The IBM executive pointed out that managed services would allow small and medium-sized manufacturers to “fulfill the minimum requirement at a much lower cost.” The hosted service involves customers entering product information by scanning product barcodes. This information is electronically sent to the hosted software that converts it into EPC (electronic product code), the global standard for RFID codes. RFID tags are then printed by the customer and placed on the case or palette before shipping.

“There isn’t a less expensive [RFID] solution in the marketplace and we are seeing a range of between $60,000 to $100,000 [to invest] in an on-premise RFID technology,” he said. Startup cost for IBM’s RFID Express Service is under $35,000, which includes the barcode reader, RFID printer, access to the application and services, as well as help desk support and equipment monitoring. The succeeding monthly fee is less than $1,000, said Paskauskas.

Seeburger’s IDnet, meanwhile, is a hosted component of its RFID Workbench product priced at about $500 per month, according to Info-Tech. Both Paskauskas and Goodall agree, however, that managed services may not be a viable alternative for larger enterprises looking at RFID deployment to improve business processes. In its research note, Info-Tech pointed out that hosted service does not offer “advanced analytics that help companies leverage RFID investments into supply chain efficiencies.”

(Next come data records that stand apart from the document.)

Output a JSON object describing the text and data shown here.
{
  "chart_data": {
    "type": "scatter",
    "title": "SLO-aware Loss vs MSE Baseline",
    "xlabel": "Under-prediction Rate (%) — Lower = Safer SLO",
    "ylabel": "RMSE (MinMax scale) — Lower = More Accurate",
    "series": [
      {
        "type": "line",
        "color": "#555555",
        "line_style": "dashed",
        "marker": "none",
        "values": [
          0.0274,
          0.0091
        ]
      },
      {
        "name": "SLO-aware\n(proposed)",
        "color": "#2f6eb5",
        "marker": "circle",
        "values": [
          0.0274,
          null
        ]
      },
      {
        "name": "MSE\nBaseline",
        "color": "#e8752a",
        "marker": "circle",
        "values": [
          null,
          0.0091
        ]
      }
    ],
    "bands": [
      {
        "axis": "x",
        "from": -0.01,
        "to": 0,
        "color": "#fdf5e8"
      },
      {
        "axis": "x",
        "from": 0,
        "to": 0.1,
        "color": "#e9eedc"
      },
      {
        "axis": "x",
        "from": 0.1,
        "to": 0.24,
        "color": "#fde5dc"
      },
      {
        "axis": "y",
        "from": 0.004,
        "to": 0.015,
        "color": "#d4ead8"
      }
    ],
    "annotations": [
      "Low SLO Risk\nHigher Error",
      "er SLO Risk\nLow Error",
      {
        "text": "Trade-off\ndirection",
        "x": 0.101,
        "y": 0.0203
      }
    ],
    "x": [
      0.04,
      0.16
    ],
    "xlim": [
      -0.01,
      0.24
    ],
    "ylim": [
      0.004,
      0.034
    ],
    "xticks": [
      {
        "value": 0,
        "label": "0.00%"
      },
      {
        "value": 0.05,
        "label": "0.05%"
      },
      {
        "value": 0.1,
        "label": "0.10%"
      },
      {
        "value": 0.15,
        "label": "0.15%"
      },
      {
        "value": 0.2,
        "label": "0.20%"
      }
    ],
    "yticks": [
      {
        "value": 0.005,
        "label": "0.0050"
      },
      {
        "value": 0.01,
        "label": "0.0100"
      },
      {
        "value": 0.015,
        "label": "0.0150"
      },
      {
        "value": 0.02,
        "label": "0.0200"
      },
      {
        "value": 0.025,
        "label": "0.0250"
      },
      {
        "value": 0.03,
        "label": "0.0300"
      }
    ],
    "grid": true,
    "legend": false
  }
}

While there seems to be an industry consensus about the potential benefits that RFID could bring to business processes, a big issue that may hinder its full deployment among organizations is cost, said Stella Yoon, president and CEO of wireless technology developer cStar Technologies Inc. in Toronto.

“Right now everybody is focusing on [RFID] to prove [the benefits of] the technology. But once it’s proven, does it make ROI sense? These two should come together — the technology and price points,” said Yoon, whose company has developed patent-pending RFID technology using passive, low-cost tags specifically designed as a security application for low-risk cargo shipments.

One market need that cStar hopes to address with its RFID development is cross-border cargo security using paper-based disposable RFID tags, called “stealth tags,” containing read/write data and a thin film “break-away” antenna. The tag is buffered by sponge layers designed to take up surface variance and contains an outer wrapper with adhesive that can attach to any cargo or package, essentially serving as a security seal.

If the shipment is tampered or opened after leaving the point of origin and before reaching the border or the point of destination, the tag would stop functioning and the RFID reader would not be able to detect a signal. This would cause a red flag to be raised on a particular shipment and would require further inspection, either at the port of entry or at the point of destination.

The cStar tag, which costs anywhere from $5 to $20 apiece, serves as a tamper-detection tool aimed at expediting cargo shipments entering the U.S. in light of increased security at the border resulting in shipment delays, said Yoon. The stealth tag caught the attention of the U.S. Department of Homeland Security, which invited the Toronto company to conduct a briefing in 2004, said Yoon.